Screening for and monitoring of chronic complications of type 1 diabetes

Type 1 diabetes is a chronic condition requiring regular follow-up by a multidisciplinary diabetes team. See Principles of management of diabetes for information about management of diabetes as a chronic condition.

The frequency and extent of patient review should be individualised according to need. A recommended schedule for screening for and monitoring of chronic complications and conditions associated with type 1 diabetes is shown in Recommended frequency of screening for and monitoring of chronic complications and conditions associated with type 1 diabetes.

Increased risk of cardiovascular disease must be considered in all adults with type 1 diabetes—see Cardiovascular disease in patients with diabetes. For information on the management of other complications of diabetes, see Overview of diabetes complications.

Table 1. Recommended frequency of screening for and monitoring of chronic complications and conditions associated with type 1 diabetes

[NB1]

glycaemic profile

physical signs

eyes

kidney disease

neuropathy

autoimmune disease

lipid levels

blood pressure

psychosocial

other aspects

glycaemic profile

SMBG results and symptoms of hyperglycaemia

HbA1c

episodes of hypoglycaemia

hypoglycaemia unawareness

assess every 3 to 4 months; see Glycaemic targets for adults with type 1 diabetes

management goals

dietary intake

physical activity and exercise

self-management education

medications

sick-day management plan

informally assess every 3 to 4 months, as part of monitoring the glycaemic profile

formally assess at least every 12 months

physical signs

weight, with or without waist circumference

injection sites (for lipohypertrophy) and fingers (for damage from blood glucose checking)

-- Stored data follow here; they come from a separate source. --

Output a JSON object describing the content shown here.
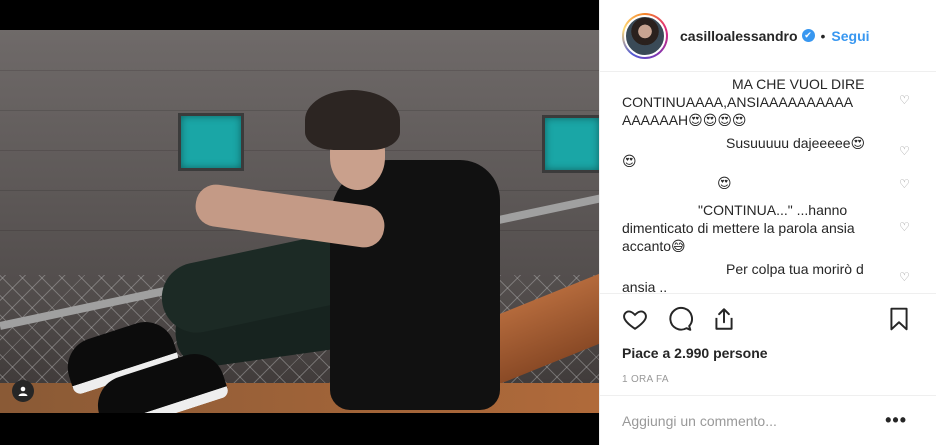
{
  "post": {
    "username": "casilloalessandro",
    "verified_mark": "✔",
    "separator": "•",
    "follow_label": "Segui",
    "likes_text": "Piace a 2.990 persone",
    "timestamp": "1 ORA FA",
    "add_comment_placeholder": "Aggiungi un commento...",
    "more_label": "•••"
  },
  "comments": [
    {
      "line1": "MA CHE VUOL DIRE",
      "line2": "CONTINUAAAA,ANSIAAAAAAAAAA",
      "line3": "AAAAAAH😍😍😍😍"
    },
    {
      "line1": "Susuuuuu dajeeeee😍",
      "line2": "😍"
    },
    {
      "line1": "😍"
    },
    {
      "line1": "\"CONTINUA...\" ...hanno",
      "line2": "dimenticato di mettere la parola ansia",
      "line3": "accanto😅"
    },
    {
      "line1": "Per colpa tua morirò d",
      "line2": "ansia .."
    }
  ],
  "icons": {
    "like": "heart-icon",
    "comment": "comment-icon",
    "share": "share-icon",
    "save": "bookmark-icon",
    "comment_like": "heart-icon",
    "tagged_user": "user-tag-icon"
  },
  "colors": {
    "accent": "#3897f0",
    "text": "#262626",
    "muted": "#999999"
  }
}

assess every 3 to 4 months

eyes

retinopathy

start screening 2 to 5 years after diagnosis (after age 11 years), unless at higher risk due to comorbidities; see Diabetic retinopathy

assess at least every 12 months for:

  • Aboriginal and Torres Strait Islander peoples
  • any patients with previously identified retinopathy (follow-up by ophthalmologist preferred)
  • any patient with a long duration of diabetes or high HbA1c (follow-up by ophthalmologist preferred).

assess at least every 2 years in all other patients if previous eye examination was normal

kidney disease

kidney function measurement (see Diabetic kidney disease)

start screening 2 to 5 years after diagnosis (after age 11 years) unless at higher risk due to comorbidities

assess at least every 12 months and more frequently if results are changing

neuropathy

foot examination [NB2]

peripheral neuropathy [NB3]

start screening 2 to 5 years after diagnosis (after age 11 years)

assess every 3 to 4 months for patients at intermediate or high risk of developing complications, especially if foot abnormality is identified

assess at least every 12 months for patients at low risk of developing complications

autoimmune disease

autoimmune screens for thyroid dysfunction and coeliac disease

for thyroid dysfunction, screen at diagnosis and then screen at least every 2 years or more frequently if the patient is symptomatic

for coeliac disease, screen at diagnosis and then screen at 2 years and 5 years after diagnosis

assess more frequently if clinical condition suggests coeliac disease or if the patient has a first-degree relative with coeliac disease

lipid levels

lipid level measurement [NB4]

start screening when diabetes has stabilised after diagnosis (after age 11 years) and measure every 5 years if results are normal

start screening earlier if there is a family history of hypercholesterolaemia, early cardiovascular disease or if family history is unknown

assess more frequently if not at target

blood pressure

blood pressure measurement [NB5]

assess at least every 12 months, and more frequently if not at target

psychosocial

diabetes distress

evidence of depression, anxiety or an eating disorder

for diabetes distress, assess every 3 to 4 months

for depression, anxiety or eating disorders, screen at least every 12 months

other aspects

tobacco smoking

contraception and prepregnancy planning (see Overview of pregnancy in women with pre-existing diabetes)

immunisations

dental care

assess at least every 12 months, and more frequently if circumstances change

Note:

HbA1c = glycated haemoglobin; SMBG = self-monitoring of blood glucose concentrations

NB1: Screening starts at diagnosis of type 1 diabetes, unless otherwise indicated.

NB2: For information about examining feet, see Foot care for patients with diabetes.

NB3: For information on screening for peripheral neuropathy, see Screening for peripheral neuropathy.

NB4: For information on target lipid levels and treatment, see Lipid modification.

NB5: If autonomic neuropathy is suspected, measure blood pressure lying and standing. See information on blood pressure reduction for patients with diabetes.